Irish writer Sally Rooney announced on Tuesday that she will not give up the translation rights to her latest novel, Where are you, beautiful world, to an Israeli publisher, protesting Israel’s policy towards the Palestinians. The 30-year-old author recalled in a statement collected by the Efe agency that two recent reports from humanitarian organizations have described the situation in Palestine as apartheid, so he has decided to support the Boycott, Divestment and Sanctions (BDS) movement. “BDS is a non-violent, anti-racist, grassroots campaign led by Palestinians calling for an economic and cultural boycott against complicit Israeli companies and institutions, in response to the system of apartheid and other serious human rights violations ”, explained Rooney.
Rooney has assured that the translation rights to the novel “are still available”, as long as he “finds a way to sell them” that “complies with the guidelines” set by the BDS. “I will be delighted and proud to do so,” said Rooney, who took advantage of his statement to highlight the work of translation into Hebrew carried out by Katyah Benovits with her two previous novels, Conversations between friends and Normal people. “I would like to thank everyone involved in publishing these books for supporting my work. It would also be an honor for me to have my latest novel translated into Hebrew and available to readers in that language. But for the moment, I have chosen not to sell these translation rights to an Israel-based publisher, ”Rooney continues. “It simply does not seem right to me, under the current circumstances, to accept a new contract with an Israeli company that does not publicly distance itself from the apartheid and do not support the rights of the Palestinian people stipulated by the UN ”.
The writer has recognized that, “of course, many other States”, besides Israel, are “guilty of abuses”, which was also applicable to the case of South Africa “during the campaign against the apartheid there”. “In this particular case, I am responding to an appeal made by Palestinian civil society, including all the major workers ‘and writers’ unions.” Rooney concludes his statement by expressing his “solidarity” with the Palestinian people in “their struggle for freedom, justice and equality.” Among the reports Rooney cites is one of the human rights organization Human Rights Watch accusing Israel of imposing a regime of apartheid and that caused a resounding rejection by the Government.

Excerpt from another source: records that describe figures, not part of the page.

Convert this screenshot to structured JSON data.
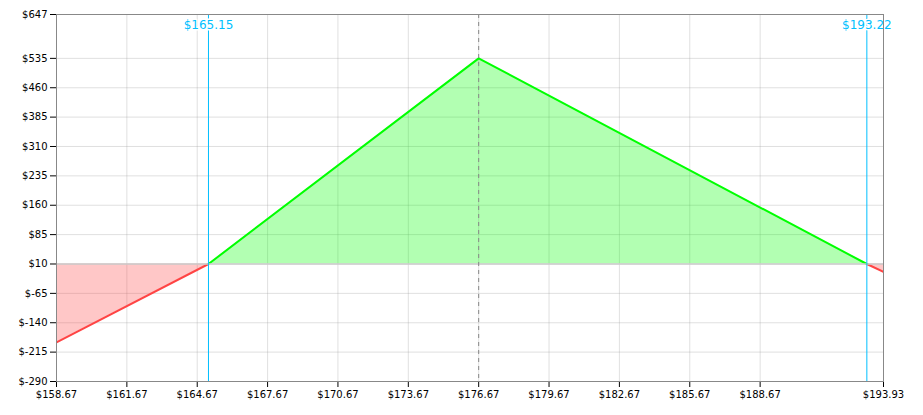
{
  "chart_data": {
    "type": "line",
    "x": [
      158.67,
      165.15,
      176.67,
      193.22,
      193.93
    ],
    "series": [
      {
        "color": "#ff4444",
        "values": [
          -190,
          10,
          null,
          10,
          -10
        ]
      },
      {
        "color": "#00ff00",
        "values": [
          null,
          10,
          535,
          10,
          null
        ]
      }
    ],
    "baseline": {
      "y": 10,
      "color": "#cccccc"
    },
    "vlines": [
      {
        "x": 176.67,
        "color": "#888888",
        "line_style": "dashed"
      },
      {
        "x": 165.15,
        "color": "#00bfff",
        "line_style": "solid"
      },
      {
        "x": 193.22,
        "color": "#00bfff",
        "line_style": "solid"
      }
    ],
    "annotations": [
      {
        "x": 165.15,
        "text": "$165.15",
        "color": "#00bfff"
      },
      {
        "x": 193.22,
        "text": "$193.22",
        "color": "#00bfff"
      }
    ],
    "xlim": [
      158.67,
      193.93
    ],
    "xticks": [
      {
        "value": 158.67,
        "label": "$158.67"
      },
      {
        "value": 161.67,
        "label": "$161.67"
      },
      {
        "value": 164.67,
        "label": "$164.67"
      },
      {
        "value": 167.67,
        "label": "$167.67"
      },
      {
        "value": 170.67,
        "label": "$170.67"
      },
      {
        "value": 173.67,
        "label": "$173.67"
      },
      {
        "value": 176.67,
        "label": "$176.67"
      },
      {
        "value": 179.67,
        "label": "$179.67"
      },
      {
        "value": 182.67,
        "label": "$182.67"
      },
      {
        "value": 185.67,
        "label": "$185.67"
      },
      {
        "value": 188.67,
        "label": "$188.67"
      },
      {
        "value": 193.93,
        "label": "$193.93"
      }
    ],
    "ylim": [
      -290,
      647
    ],
    "yticks": [
      {
        "value": 647,
        "label": "$647"
      },
      {
        "value": 535,
        "label": "$535"
      },
      {
        "value": 460,
        "label": "$460"
      },
      {
        "value": 385,
        "label": "$385"
      },
      {
        "value": 310,
        "label": "$310"
      },
      {
        "value": 235,
        "label": "$235"
      },
      {
        "value": 160,
        "label": "$160"
      },
      {
        "value": 85,
        "label": "$85"
      },
      {
        "value": 10,
        "label": "$10"
      },
      {
        "value": -65,
        "label": "$-65"
      },
      {
        "value": -140,
        "label": "$-140"
      },
      {
        "value": -215,
        "label": "$-215"
      },
      {
        "value": -290,
        "label": "$-290"
      }
    ],
    "grid": true
  }
}
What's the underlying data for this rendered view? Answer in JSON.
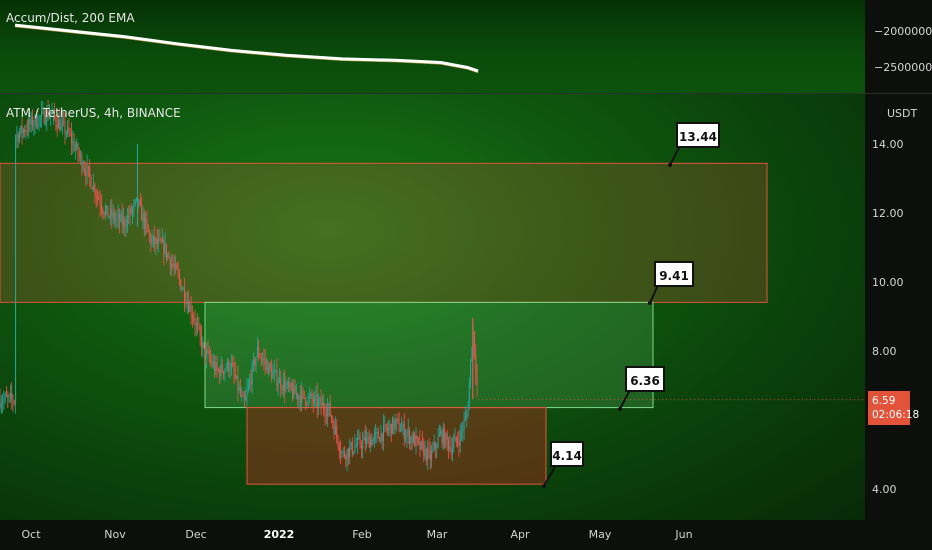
{
  "indicator": {
    "title": "Accum/Dist, 200 EMA",
    "ticks": [
      "−20000000.00",
      "−25000000.00"
    ]
  },
  "chart": {
    "symbol_title": "ATM / TetherUS, 4h, BINANCE",
    "currency": "USDT",
    "last_price": "6.59",
    "countdown": "02:06:18",
    "colors": {
      "up": "#26a69a",
      "down": "#ef5350",
      "supply_zone": "#e2533a",
      "demand_zone": "#e2533a",
      "mid_zone": "#7ed88a"
    }
  },
  "chart_data": {
    "type": "candlestick",
    "y_ticks": [
      "14.00",
      "12.00",
      "10.00",
      "8.00",
      "6.00",
      "4.00"
    ],
    "x_ticks": [
      "Oct",
      "Nov",
      "Dec",
      "2022",
      "Feb",
      "Mar",
      "Apr",
      "May",
      "Jun"
    ],
    "ylim": [
      3.4,
      15.0
    ],
    "zones": [
      {
        "name": "upper",
        "top": 13.44,
        "bottom": 9.41
      },
      {
        "name": "middle",
        "top": 9.41,
        "bottom": 6.36
      },
      {
        "name": "lower",
        "top": 6.36,
        "bottom": 4.14
      }
    ],
    "callouts": [
      "13.44",
      "9.41",
      "6.36",
      "4.14"
    ],
    "price_path": [
      [
        "2021-09-25",
        14.2
      ],
      [
        "2021-10-01",
        14.6
      ],
      [
        "2021-10-08",
        14.9
      ],
      [
        "2021-10-15",
        14.3
      ],
      [
        "2021-10-22",
        13.2
      ],
      [
        "2021-10-29",
        12.0
      ],
      [
        "2021-11-05",
        11.7
      ],
      [
        "2021-11-10",
        12.3
      ],
      [
        "2021-11-15",
        11.2
      ],
      [
        "2021-11-20",
        11.0
      ],
      [
        "2021-11-25",
        10.2
      ],
      [
        "2021-12-01",
        9.0
      ],
      [
        "2021-12-05",
        8.0
      ],
      [
        "2021-12-10",
        7.4
      ],
      [
        "2021-12-15",
        7.6
      ],
      [
        "2021-12-20",
        6.4
      ],
      [
        "2021-12-25",
        8.0
      ],
      [
        "2021-12-31",
        7.3
      ],
      [
        "2022-01-07",
        6.8
      ],
      [
        "2022-01-14",
        6.6
      ],
      [
        "2022-01-21",
        6.3
      ],
      [
        "2022-01-26",
        5.0
      ],
      [
        "2022-02-01",
        5.3
      ],
      [
        "2022-02-08",
        5.5
      ],
      [
        "2022-02-15",
        5.9
      ],
      [
        "2022-02-22",
        5.4
      ],
      [
        "2022-02-28",
        4.9
      ],
      [
        "2022-03-04",
        5.6
      ],
      [
        "2022-03-08",
        5.2
      ],
      [
        "2022-03-11",
        5.5
      ],
      [
        "2022-03-14",
        6.2
      ],
      [
        "2022-03-16",
        8.7
      ],
      [
        "2022-03-18",
        6.59
      ]
    ],
    "accum_dist_path": [
      [
        "2021-09-25",
        -19800000
      ],
      [
        "2021-10-15",
        -20600000
      ],
      [
        "2021-11-05",
        -21400000
      ],
      [
        "2021-11-25",
        -22400000
      ],
      [
        "2021-12-15",
        -23300000
      ],
      [
        "2022-01-05",
        -24000000
      ],
      [
        "2022-01-26",
        -24500000
      ],
      [
        "2022-02-15",
        -24700000
      ],
      [
        "2022-03-04",
        -25000000
      ],
      [
        "2022-03-14",
        -25700000
      ],
      [
        "2022-03-18",
        -26200000
      ]
    ]
  },
  "callout_labels": {
    "c1": "13.44",
    "c2": "9.41",
    "c3": "6.36",
    "c4": "4.14"
  }
}
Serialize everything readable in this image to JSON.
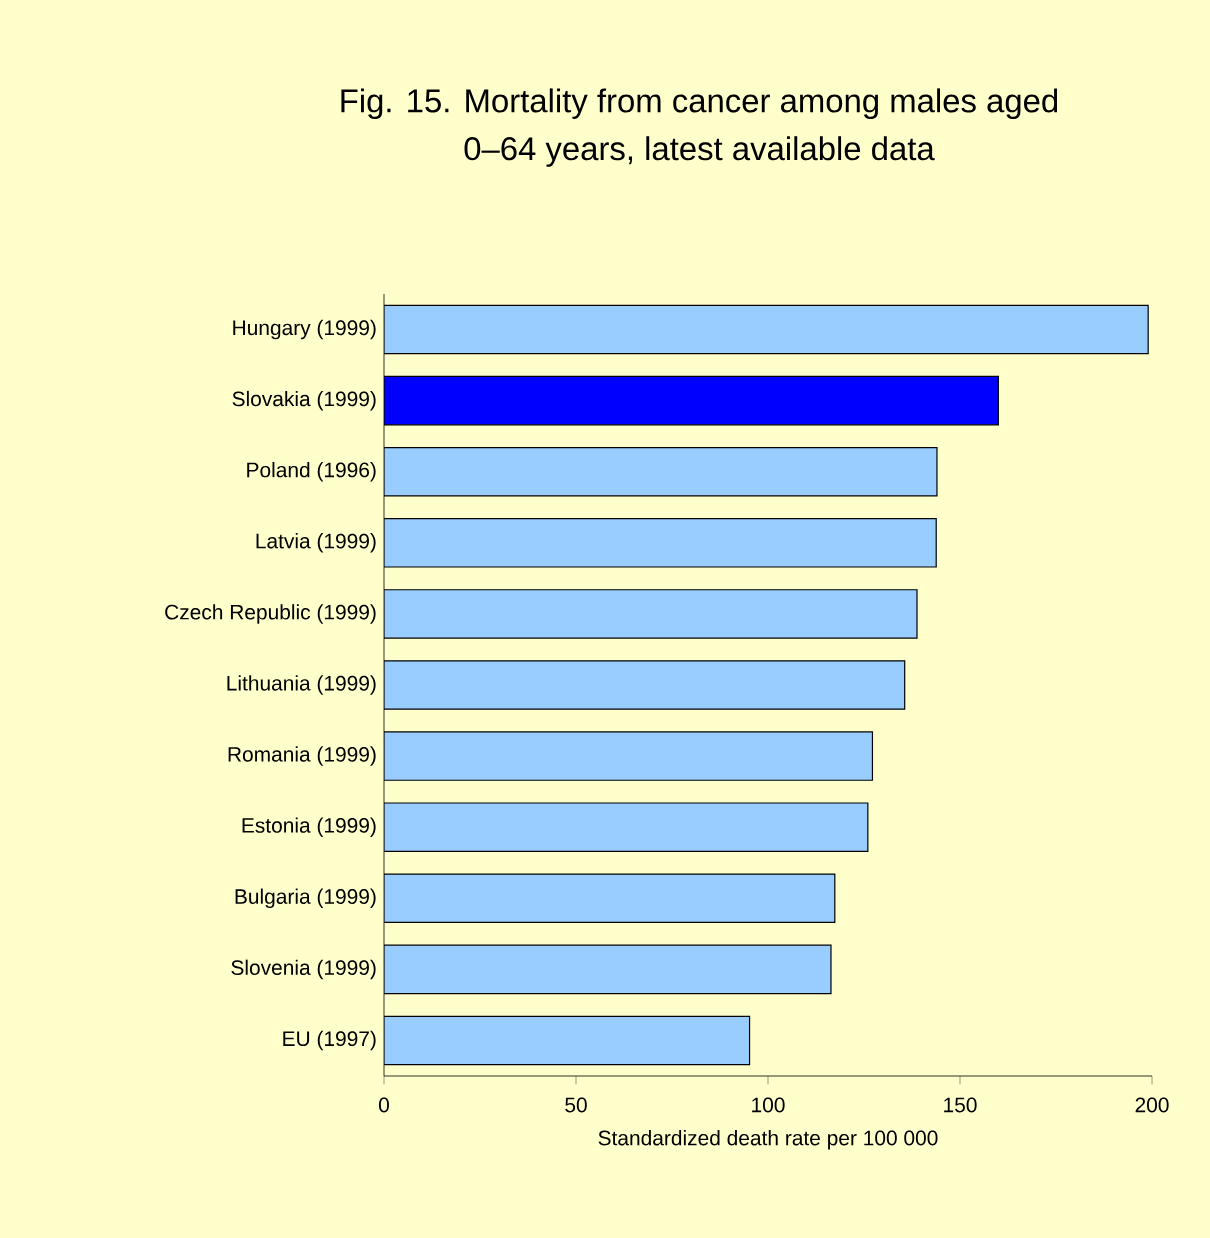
{
  "chart_data": {
    "type": "bar",
    "orientation": "horizontal",
    "title": "Fig. 15. Mortality from cancer among males aged 0–64 years, latest available data",
    "xlabel": "Standardized death rate per 100 000",
    "categories": [
      "Hungary (1999)",
      "Slovakia (1999)",
      "Poland (1996)",
      "Latvia (1999)",
      "Czech Republic (1999)",
      "Lithuania (1999)",
      "Romania (1999)",
      "Estonia (1999)",
      "Bulgaria (1999)",
      "Slovenia (1999)",
      "EU (1997)"
    ],
    "values": [
      199,
      160,
      144,
      143.8,
      138.8,
      135.6,
      127.2,
      126,
      117.4,
      116.4,
      95.2
    ],
    "colors": [
      "#99ccff",
      "#0000ff",
      "#99ccff",
      "#99ccff",
      "#99ccff",
      "#99ccff",
      "#99ccff",
      "#99ccff",
      "#99ccff",
      "#99ccff",
      "#99ccff"
    ],
    "xlim": [
      0,
      200
    ],
    "xticks": [
      0,
      50,
      100,
      150,
      200
    ],
    "grid": false
  }
}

Officials of the Israeli publisher Modan, which has edited Rooney’s previous books, assured the American newspaper The New York Times who had been interested in September in the rights of Where are you, beautiful world, but that the writer had replied that she did not want to publish in Israel, without offering further details.
‘Normal people’
Rooney’s novels analyze the fragility of love. Millions of readers and viewers –Normal people became a television series – they have awaited the third novel, Where are you, beautiful world (Random House Literature), which was published in Spain on September 9. Before she was successful, she had two jobs, one in a restaurant and the other as a college debate coach, was pursuing an MA in American Cultural Studies at Trinity College Dublin, and managed to find the time to write a novel, Conversations between friends, which in 2017 captivated critics and audiences, and turned her into a dazzling literary star. The phenomenon Sally Rooney has just been forged with Normal people, his next novel, which he published just a year later.
His books are a recurring motif in the photos that thousands of his readers upload to Instagram. Reading Rooney and posting it on social media, they say, has become a status symbol among those under 40. Although they are starred by twenty-somethings of the 21st century in a post-crisis Dublin, the truth is that Rooney’s novels have something quite classic They are love stories, in a time when autofiction and dystopia are rampant. “The novel in the Anglo-Saxon, French and Russian tradition dramatizes questions about love and marriage. This is how it was born and it is a genre that is especially well built to support this type of drama. Today these plots are not the ones that predominate and I don’t really know why ”, she reflected in an interview for EL PAÍS in which she admitted that as a reader the most powerful experience she has had has been to feel drawn by the love stories of the great plays. Critics have called her the first great millennial writer, a sort of Salinger generation Snapchat.